The Biblical names in English were borrowed from Latin. The general principle is historically that Latin words in English are stressed on the same syllable as in Latin, that is: on the second-to-last syllable if this has a long vowel in Latin, and otherwise on the third-to-last syllable. This is the general principle, but there are exceptions.

So NehemIah is stressed on the second to last, because the /i/ was long in Latin, whereas ThessaLOnians is stressed on the third to last because the /i/ was short, so the stress moved one back. These stress patterns are quite consistent with those in other languages that use Latin stress for bible words, such as German, so we can rule out mere chance.

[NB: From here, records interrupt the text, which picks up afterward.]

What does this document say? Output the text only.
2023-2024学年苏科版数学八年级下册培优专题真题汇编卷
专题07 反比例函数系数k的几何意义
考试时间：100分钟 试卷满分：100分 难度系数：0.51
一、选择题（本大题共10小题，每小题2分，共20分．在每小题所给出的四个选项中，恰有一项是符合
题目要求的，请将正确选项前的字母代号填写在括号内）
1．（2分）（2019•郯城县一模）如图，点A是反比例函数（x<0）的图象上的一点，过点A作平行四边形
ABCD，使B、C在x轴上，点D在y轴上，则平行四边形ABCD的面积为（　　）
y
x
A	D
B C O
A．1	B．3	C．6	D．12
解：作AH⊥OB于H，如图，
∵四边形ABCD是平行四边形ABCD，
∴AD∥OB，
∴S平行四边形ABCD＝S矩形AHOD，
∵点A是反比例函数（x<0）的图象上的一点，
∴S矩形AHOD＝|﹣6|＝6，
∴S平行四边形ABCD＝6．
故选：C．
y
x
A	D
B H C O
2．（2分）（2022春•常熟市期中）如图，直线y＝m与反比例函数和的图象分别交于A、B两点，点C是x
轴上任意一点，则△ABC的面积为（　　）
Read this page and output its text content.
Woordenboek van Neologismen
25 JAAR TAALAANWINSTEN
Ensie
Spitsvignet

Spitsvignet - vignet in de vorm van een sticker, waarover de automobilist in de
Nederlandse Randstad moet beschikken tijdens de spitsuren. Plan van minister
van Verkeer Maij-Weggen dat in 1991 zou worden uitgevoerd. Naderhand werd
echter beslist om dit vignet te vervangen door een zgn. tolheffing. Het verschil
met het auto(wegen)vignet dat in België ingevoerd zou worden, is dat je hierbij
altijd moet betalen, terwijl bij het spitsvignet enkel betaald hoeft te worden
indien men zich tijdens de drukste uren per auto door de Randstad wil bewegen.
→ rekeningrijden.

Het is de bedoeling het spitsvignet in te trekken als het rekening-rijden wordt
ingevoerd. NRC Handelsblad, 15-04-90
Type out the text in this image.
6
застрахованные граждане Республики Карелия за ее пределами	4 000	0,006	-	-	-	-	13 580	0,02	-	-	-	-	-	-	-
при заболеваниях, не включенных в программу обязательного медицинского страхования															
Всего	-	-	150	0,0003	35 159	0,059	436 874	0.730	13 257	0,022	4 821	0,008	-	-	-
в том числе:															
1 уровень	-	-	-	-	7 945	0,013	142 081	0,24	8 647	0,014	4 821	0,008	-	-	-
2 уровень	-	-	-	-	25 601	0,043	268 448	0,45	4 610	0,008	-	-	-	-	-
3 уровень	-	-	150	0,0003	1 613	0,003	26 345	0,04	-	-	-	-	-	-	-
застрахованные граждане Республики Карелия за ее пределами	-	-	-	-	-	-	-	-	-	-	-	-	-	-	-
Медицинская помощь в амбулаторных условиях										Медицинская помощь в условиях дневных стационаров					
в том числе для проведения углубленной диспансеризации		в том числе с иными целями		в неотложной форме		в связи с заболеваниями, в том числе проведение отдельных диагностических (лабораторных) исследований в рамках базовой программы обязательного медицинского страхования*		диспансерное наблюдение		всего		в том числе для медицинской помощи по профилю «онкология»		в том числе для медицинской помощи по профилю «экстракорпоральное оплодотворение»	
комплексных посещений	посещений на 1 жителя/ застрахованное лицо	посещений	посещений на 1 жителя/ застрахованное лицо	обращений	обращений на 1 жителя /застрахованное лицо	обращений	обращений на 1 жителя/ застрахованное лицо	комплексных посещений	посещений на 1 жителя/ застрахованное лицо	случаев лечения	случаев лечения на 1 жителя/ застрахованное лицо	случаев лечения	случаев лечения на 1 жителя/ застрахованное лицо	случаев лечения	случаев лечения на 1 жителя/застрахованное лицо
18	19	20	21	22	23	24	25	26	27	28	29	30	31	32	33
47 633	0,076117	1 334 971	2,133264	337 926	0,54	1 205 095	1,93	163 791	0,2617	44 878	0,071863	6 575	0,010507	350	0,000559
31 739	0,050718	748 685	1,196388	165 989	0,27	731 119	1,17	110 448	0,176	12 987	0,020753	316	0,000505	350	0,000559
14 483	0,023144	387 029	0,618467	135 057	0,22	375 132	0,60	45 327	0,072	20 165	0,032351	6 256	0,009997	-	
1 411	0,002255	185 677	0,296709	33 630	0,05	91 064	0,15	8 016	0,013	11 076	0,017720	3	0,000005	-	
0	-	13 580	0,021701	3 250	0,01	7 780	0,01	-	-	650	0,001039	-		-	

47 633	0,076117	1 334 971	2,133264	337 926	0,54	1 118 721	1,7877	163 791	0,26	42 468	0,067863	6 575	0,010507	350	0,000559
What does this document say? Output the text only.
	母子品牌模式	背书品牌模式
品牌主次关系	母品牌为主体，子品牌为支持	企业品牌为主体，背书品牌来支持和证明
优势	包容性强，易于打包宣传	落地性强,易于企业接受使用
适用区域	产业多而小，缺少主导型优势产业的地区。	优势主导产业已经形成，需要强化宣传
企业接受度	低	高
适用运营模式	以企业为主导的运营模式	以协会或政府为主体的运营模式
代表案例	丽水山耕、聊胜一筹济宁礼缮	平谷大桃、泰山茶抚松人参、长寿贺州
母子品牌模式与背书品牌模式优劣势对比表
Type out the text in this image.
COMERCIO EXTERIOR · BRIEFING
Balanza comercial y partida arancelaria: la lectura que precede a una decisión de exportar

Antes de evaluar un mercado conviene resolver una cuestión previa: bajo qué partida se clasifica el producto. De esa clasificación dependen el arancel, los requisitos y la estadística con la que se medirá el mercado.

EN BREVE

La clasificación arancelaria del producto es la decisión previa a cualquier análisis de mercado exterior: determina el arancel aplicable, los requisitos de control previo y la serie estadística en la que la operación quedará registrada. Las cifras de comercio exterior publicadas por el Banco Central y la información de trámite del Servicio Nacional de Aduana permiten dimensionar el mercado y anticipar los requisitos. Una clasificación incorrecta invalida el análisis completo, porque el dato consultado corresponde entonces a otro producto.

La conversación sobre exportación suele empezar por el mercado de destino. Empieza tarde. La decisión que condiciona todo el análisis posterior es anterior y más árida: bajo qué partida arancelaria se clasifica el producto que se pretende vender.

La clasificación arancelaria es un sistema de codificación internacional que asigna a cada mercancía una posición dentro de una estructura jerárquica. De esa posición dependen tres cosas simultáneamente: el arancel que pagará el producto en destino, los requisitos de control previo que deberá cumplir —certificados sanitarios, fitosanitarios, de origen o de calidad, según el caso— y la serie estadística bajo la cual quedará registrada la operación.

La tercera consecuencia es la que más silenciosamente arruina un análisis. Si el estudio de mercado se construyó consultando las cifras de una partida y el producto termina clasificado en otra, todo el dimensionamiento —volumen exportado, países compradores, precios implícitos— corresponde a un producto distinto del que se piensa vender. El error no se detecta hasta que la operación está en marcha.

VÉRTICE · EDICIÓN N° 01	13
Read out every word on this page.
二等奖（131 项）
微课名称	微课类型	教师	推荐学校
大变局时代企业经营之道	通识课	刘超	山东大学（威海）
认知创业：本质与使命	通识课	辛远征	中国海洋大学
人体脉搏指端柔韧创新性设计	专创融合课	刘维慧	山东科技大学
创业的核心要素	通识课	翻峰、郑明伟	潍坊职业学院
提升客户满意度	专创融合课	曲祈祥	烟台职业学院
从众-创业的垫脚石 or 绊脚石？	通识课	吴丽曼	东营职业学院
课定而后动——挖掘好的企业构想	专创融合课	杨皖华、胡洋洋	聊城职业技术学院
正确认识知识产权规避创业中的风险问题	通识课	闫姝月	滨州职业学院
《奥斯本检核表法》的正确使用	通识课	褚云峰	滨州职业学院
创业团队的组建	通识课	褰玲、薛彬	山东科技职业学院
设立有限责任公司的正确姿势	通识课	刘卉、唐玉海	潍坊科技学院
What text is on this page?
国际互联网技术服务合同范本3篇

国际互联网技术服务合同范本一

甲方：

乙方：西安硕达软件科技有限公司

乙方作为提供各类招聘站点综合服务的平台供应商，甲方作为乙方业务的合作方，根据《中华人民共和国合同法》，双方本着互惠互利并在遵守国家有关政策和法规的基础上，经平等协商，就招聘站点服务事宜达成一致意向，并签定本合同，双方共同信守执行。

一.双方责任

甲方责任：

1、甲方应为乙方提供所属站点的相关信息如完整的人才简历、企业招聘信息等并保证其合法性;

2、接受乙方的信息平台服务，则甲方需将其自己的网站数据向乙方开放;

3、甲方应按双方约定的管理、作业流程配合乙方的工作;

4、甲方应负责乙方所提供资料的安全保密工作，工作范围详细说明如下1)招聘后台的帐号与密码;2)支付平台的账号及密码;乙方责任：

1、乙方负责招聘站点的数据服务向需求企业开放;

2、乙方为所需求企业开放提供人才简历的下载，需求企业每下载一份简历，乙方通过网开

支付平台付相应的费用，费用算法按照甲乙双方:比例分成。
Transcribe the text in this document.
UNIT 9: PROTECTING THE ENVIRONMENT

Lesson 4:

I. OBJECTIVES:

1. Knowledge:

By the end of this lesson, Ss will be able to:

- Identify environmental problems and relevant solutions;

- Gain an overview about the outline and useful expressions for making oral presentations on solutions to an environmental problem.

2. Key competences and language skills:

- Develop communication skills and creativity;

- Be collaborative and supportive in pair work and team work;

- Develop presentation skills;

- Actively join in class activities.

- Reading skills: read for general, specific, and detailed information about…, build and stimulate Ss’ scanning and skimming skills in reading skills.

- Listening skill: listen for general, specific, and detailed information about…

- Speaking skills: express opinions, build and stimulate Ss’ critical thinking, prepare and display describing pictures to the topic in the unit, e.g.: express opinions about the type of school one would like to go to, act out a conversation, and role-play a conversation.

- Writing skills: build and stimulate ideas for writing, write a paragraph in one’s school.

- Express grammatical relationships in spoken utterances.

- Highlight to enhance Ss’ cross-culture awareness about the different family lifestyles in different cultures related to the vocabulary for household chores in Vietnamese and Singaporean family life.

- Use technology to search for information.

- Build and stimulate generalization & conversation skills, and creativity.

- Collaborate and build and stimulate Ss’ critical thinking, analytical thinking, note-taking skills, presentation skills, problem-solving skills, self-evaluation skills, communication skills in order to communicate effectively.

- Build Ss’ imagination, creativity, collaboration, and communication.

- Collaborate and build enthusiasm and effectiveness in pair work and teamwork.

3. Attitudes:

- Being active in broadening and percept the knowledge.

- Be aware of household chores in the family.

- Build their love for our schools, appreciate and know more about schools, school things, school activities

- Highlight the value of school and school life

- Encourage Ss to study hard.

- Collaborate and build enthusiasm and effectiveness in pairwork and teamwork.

  • Yes, they normally are pronounced with the stress on the second to last syllable, but are they in fact correctly pronounced that way? I'm not so sure, given all the others, and that's the essence of my question.
    – Journeyman
    Mar 8, 2015 at 14:33
  • Israel, Solomon, Capernaum, Zebulun, Mediterranean, and Melchizedek all seem to be exceptions to the general principle; Solomon and Melchizedek depending on whether the syllable properly is long or not, you hear it more or less slurred both ways. And that gets to my question, too, whether over the years the lengths of the vowels, the stresses of the syllables have evolved (pardon the expression) from their origins...
    – Journeyman
    Mar 8, 2015 at 14:33
  • ...Do we really know how these names were being pronounced in 1611? English certainly has lots of rules that it breaks, and the rules nevertheless stand. Nevertheless I tend to think those names in the last box are pronounced the way they are just because that's the way they're pronounced, and not because they are respecting or excepting a general rule.
    – Journeyman
    Mar 8, 2015 at 14:33
  • But, heck, I don't know, which is why I posted the question. I'm open to being convinced that there's nothing to my theory, but I'm not sure it's dismissable quite yet. Even Susan commented (somewhere, I think at BH) to the effect that she'd never noticed the pattern before and finds it interesting, so I think I'm not totally out of left field.
    – Journeyman
    Mar 8, 2015 at 14:34
  • @Journeyman fdb doesn’t have an account here, so you can’t communicate with him in this way. According to my rudimentary understanding of linguistic principles, the term “rule” is used descriptively, and “correctly” has little meaning (particularly in the case of dead languages). But do you see that fdb has validated the pattern you’ve noticed and explained why the group in the second box follows a different pattern? It’s not that there’s “nothing to [your] theory.” Rather, you’re correct, but the pattern expanded to include a bit more complexity can explain a wider range of pronunciations.
    – Susan
    Mar 9, 2015 at 0:23

The third-to-last syllable (in jargon, the antepenult) is the normal place for nouns in English to be stressed, except for (1) some morphologically complex forms with -ate, -er, -y, etc., (2) syllables are stressed if they have tense/long vowels that underwent the Great Vowel Shift, (3) next-to-last syllables that end in a consonant are stressed (e.g., "veranda"). There are many exceptions, but this holds more or less, and is well-described in The Sound Pattern of English.

Your examples are not morphologically complex, so we can forget about (1). And I don't see any in category (3). So that leaves (2).

Your examples with stress on the next-to-last syllable (the penult) would all be explained if we supposed they all have long vowels in the series that underwent the GVS. E.g., Nehem[i:]a would get stress on the long [i:], then the [i:] would become [ai] by the GVS change, to give us the modern pronunciation with stress on the penult.

But of course just looking at the modern spelling, there is no way to know that the penults in those words are long. If they're short, they would be stressed on the antepenults, as you note. NeHEMiah. And since there are English words pronounced like this, "Bohemia" e.g., I think we just have to say the stress is irregular, and due to the peculiar histories of these words.